One of the fastest testing facilities out the gate is based in the University of Washington (UW) School of Medicine. On March 20, UW virologist Keith Jerome told The Scientist his lab was successfully running 3,000 tests per day, and intended to ramp up capacity to 4,000 or 5,000 this week. In contrast to the back and forth negotiation in February to accelerate the federal regulatory approval process, Jerome found his university supervisors supportive from his first conversations with them in January. “We were basically told, ‘we’ll worry about the costs later, go build capacity as fast as you can.’”

The CDC test protocol uses three primer and probe sets to detect three regions in the gene for the SARS-CoV-2 nucleocapsid (N) protein.

UW Medicine has two testing protocols, one that targets two regions within the N gene, and the other that looks for the presence of two conserved regions of the SARS-CoV-2 ORF1ab gene.

See “How SARS-CoV-2 Tests Work and What’s Next in COVID-19 Diagnostics

In addition to large laboratories processing thousands of samples a day on behalf of hospitals, many hospitals themselves have chosen to set up in-house COVID-19 testing. NorthShore University HealthSystem in Illinois was one of the first hospital systems to set up its own in-house test after the FDA announcement, and more have followed suit.

Karen Kaul, a molecular biologist at NorthShore who led the test development and validation, says her colleagues who’d worked through the 2009 swine flu pandemic saw the potential need for a test in January. NorthShore kept its test protocols identical to the CDC’s, hoping this would streamline the regulatory approval process.

“To perform tests in large volumes, you need systems that can get the results back out to the doctors, patients, and medical records. Hospitals and academic labs are set up to get this information,” Jerome notes.

NorthShore is currently testing up to 600 patients per day, but the test is only available to patients presenting with the most severe COVID-like symptoms. This testing capacity may be lowered by the nationwide shortages of reagents and basic laboratory supplies.

“There are shortages of everything throughout the whole process.” says Kaul. These shortages include personal protective equipment, pipette tips, viral transport media, and RNA extraction reagents. Her laboratory, and others around the country, set up multiple testing platforms made by different life science companies that they can toggle between if they run out of a particular reagent.

See “RNA Extraction Kits for COVID-19 Are in Short Supply in US

State laboratories, academic labs, and hospitals were quick to begin rolling out small- to medium-scale assays, but shortly afterwards commercial testing companies unveiled the largest testing capabilities of all. On March 5, LabCorp began providing COVID-19 diagnostic tests, and Quest Diagnostics followed four days later. On March 19, LabCorp said in a statement it will be able to perform more than 20,000 COVID-19 tests per day beginning March 20, with a projected three- to four-day turnaround for results. Quest Diagnostics estimates it will achieve a similar throughput by the end of March.

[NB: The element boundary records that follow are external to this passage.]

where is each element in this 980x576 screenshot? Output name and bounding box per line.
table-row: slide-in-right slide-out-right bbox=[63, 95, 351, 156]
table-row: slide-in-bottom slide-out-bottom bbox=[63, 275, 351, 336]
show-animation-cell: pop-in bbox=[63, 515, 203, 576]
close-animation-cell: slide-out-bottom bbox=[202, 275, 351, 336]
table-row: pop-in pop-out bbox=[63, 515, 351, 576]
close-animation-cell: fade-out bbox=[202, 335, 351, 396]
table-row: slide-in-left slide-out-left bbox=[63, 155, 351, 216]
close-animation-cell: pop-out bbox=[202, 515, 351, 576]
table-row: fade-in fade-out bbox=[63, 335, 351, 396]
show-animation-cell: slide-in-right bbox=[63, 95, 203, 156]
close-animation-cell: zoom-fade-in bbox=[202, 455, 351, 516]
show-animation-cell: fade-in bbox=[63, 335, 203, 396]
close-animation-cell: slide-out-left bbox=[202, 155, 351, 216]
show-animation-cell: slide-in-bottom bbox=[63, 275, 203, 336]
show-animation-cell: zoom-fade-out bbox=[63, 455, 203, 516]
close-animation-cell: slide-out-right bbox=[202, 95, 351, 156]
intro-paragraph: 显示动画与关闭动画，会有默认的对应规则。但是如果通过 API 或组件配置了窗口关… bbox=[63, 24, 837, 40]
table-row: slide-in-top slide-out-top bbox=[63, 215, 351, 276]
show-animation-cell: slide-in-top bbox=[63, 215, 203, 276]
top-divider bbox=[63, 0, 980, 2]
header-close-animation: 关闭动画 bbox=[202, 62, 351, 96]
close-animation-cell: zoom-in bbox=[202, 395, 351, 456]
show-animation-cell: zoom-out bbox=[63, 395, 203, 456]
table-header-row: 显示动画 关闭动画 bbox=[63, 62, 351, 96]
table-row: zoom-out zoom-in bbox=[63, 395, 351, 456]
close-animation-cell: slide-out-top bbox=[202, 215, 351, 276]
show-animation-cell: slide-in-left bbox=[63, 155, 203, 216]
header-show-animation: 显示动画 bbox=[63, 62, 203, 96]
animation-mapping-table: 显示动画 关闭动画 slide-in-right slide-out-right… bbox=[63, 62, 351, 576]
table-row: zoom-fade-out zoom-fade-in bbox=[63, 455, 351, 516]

Even though commercial testing capacity dwarfs that of hospitals and university labs, both testing options are necessary during a pandemic, says Kaul, who notes that an in-house COVID-19 test, which gives results within hours, is necessary so hospitals can triage sick patients. “If you’ve got a relatively healthy patient who is going to go home and self-isolate, they can probably wait a few days.” In that scenario, the hospital would prefer to save its limited in-house resources and send that sample out for commercial testing.

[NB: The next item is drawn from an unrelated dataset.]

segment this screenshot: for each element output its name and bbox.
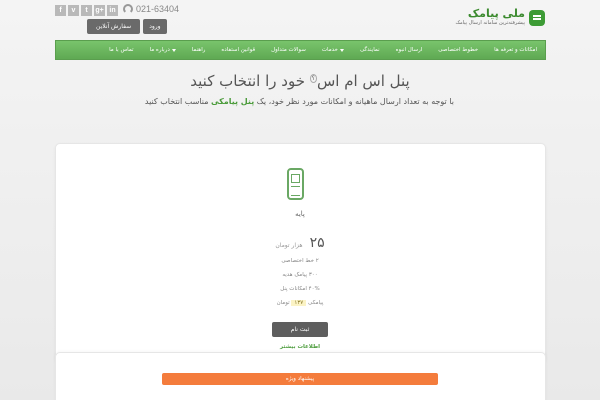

Right now, most testing laboratories are simply responding to the immediate testing shortages and gathering enough supplies to test the sickest patients for COVID-19. In the coming weeks, Jerome says, he hopes expanded capacity will allow UW to accept more healthcare clients in the Seattle area and start assisting with basic research aimed at understanding and combating the coronavirus.